In a desperate bid to contact her husband to sort through their problems, she finds herself on the phone to his past self, shortly before he proposed to her. Now she is left with two choices- does she use her link to the past to try and save her marriage or stop it from happening?
This book is truly an emotional rollercoaster. I started off genuinely wondering why Georgie puts up with Neal. She was up for a huge break for her career and her refusing to go for it would also let down her writing partners. Yes, it meant possibly missing Christmas, but a truly supportive partner wouldn’t expect their spouse to turn down an amazing opportunity. In my own experience, I have pondered turning down a gig because it would mean missing this, that or the other and, every single time, my husband has told me to just go for it. He never wants to be the reason why I don’t do something that I really want to do. I would do the same for him. So, to start off, I thought Neal was being a jerk.
Rowell, anticipating this initial opinion, tells the story by going back and forth between past and present. During this rough patch, our protagonist looks back on her life with Neal- how they met, how they started to fall in love. As the reader, you start to understand their deep connection, how their love for each other transcends all of their differences and life goals. You begin to understand why Georgie has chosen Neal, why she loves him so much. You end up falling for him a little bit too.
Another theme that gets touched on a lot here is the struggle women face in trying to “have it all”. Georgie is constantly in battle between her desire to push her career forward and finally be able to run a show that she’s proud of and her desire to be a better wife and a better mother. There is no question that she adores her family, but she cannot deny her duty to her job. However, whenever she leans more to one aspect of her life, the other starts to fall apart. Due to the nature of this book, Rowell focuses more on how Georgie knows her family is more important. Honestly, that can be a little frustrating as it can come off as a little preachy on the whole “being a wife and mother is the most important thing a woman can be” message. Based on Rowell’s other works, I doubt this was intentional. Landline also has a somewhat open ending, so the reader is left to add on what they think happens in the fallout.

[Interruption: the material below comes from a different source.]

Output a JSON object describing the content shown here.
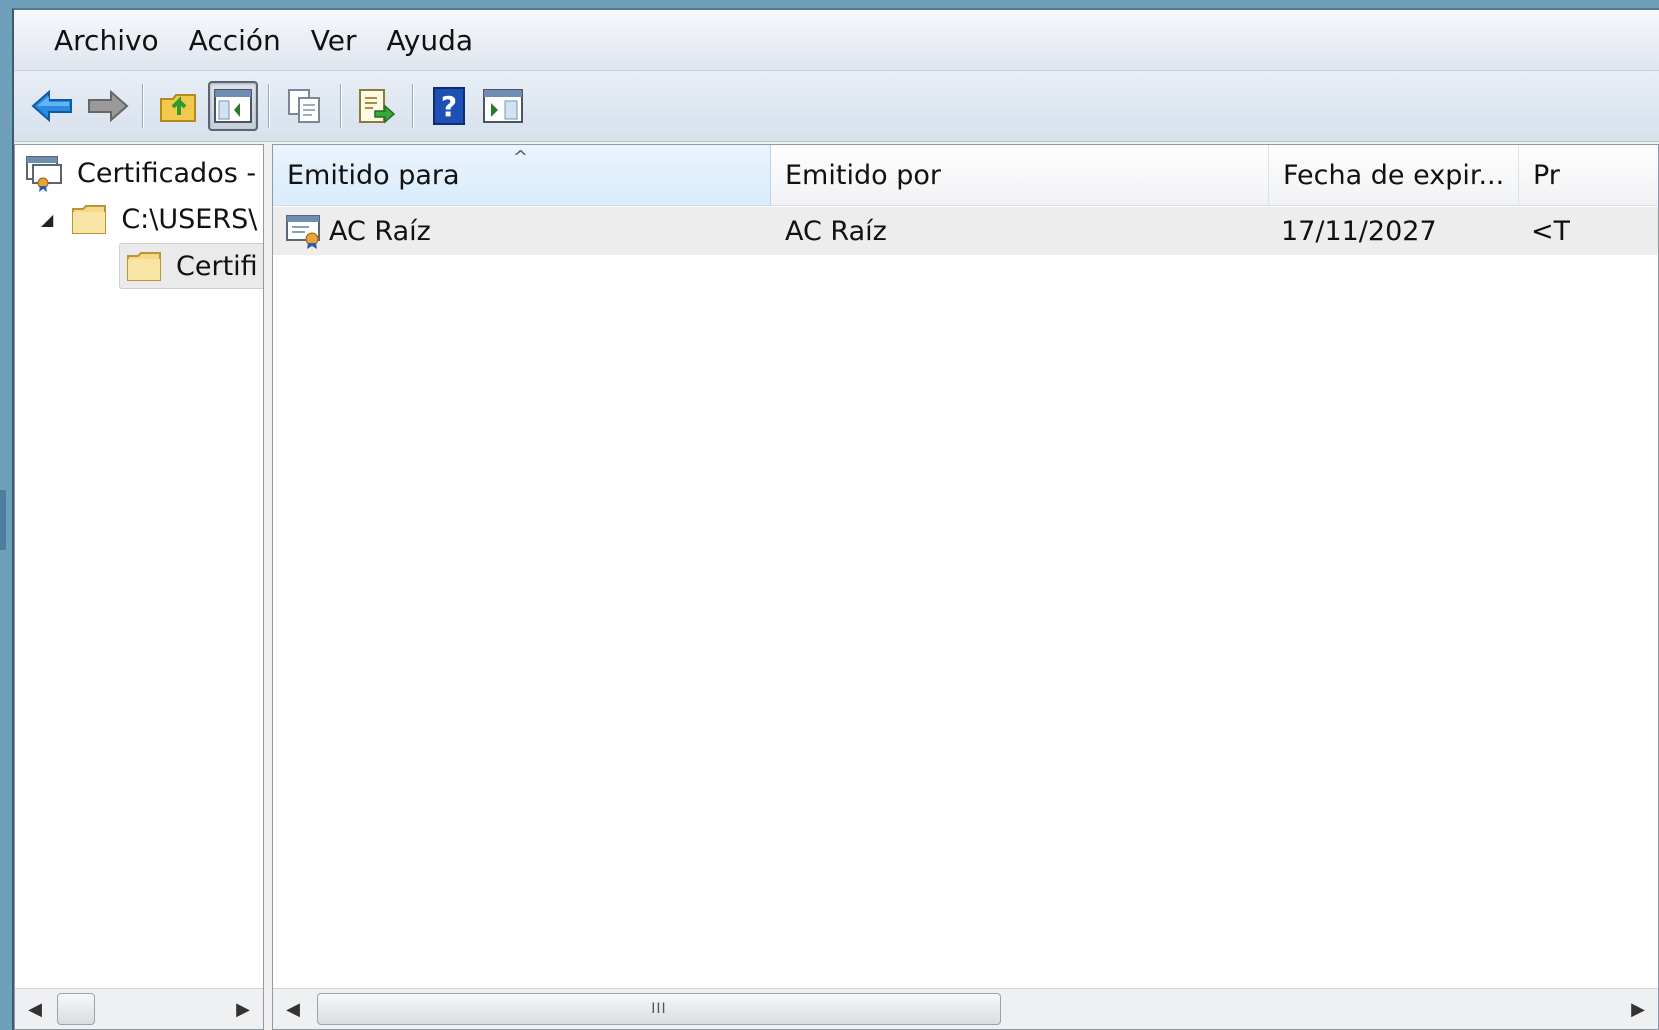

Now, as for the sci-fi aspect of this book… the time travelling phone. While her husband and children are out of state, Georgie cannot bear to go back to her own house, so she ends up sleeping in her childhood bedroom. Since her phone battery is constantly uncharged, she grabs an old rotary phone and plugs it into the phoneline connection under her bed. She gets a surprise when she finally gets through to Neal by calling his mother’s house, but the conversation seems off and so does his voice. When he speaks to someone away from the phone, Georgie becomes convinced that she’s losing her mind because she soon finds herself speaking to her deceased father-in-law. When she finally thinks she’s figured out what’s happening- that she’s calling back through time, she tries to use it to her advantage to reconnect with her soon-to-be husband. There is no explanation as to why the phone rings back into the past. Well, there is one sort-of explanation (which I won’t reveal because I don’t want to give spoilers) but it doesn’t really explain anything. It seems more of an ethereal “you’re getting a second chance” kind of miracle rather than some sort of sciencey explanation behind it. There is also some sort of weird wibbly-wobbly, timey-wimey aspect to it as well. Which, again, I won’t go into because I don’t want to spoil it for anyone. It does kind of tie your brain in knots a bit, which is what we have all come to expect from a decent time-travel story.
To summarise, this is a lovely story with a lot of different facets. The characters are interesting and varied, there’s a good mixture of drama, romance and comedy, and Rowell’s writing is very readable. Not once did I read her work and think ‘argh, just get to the bloody point’, so that’s a tick in my book.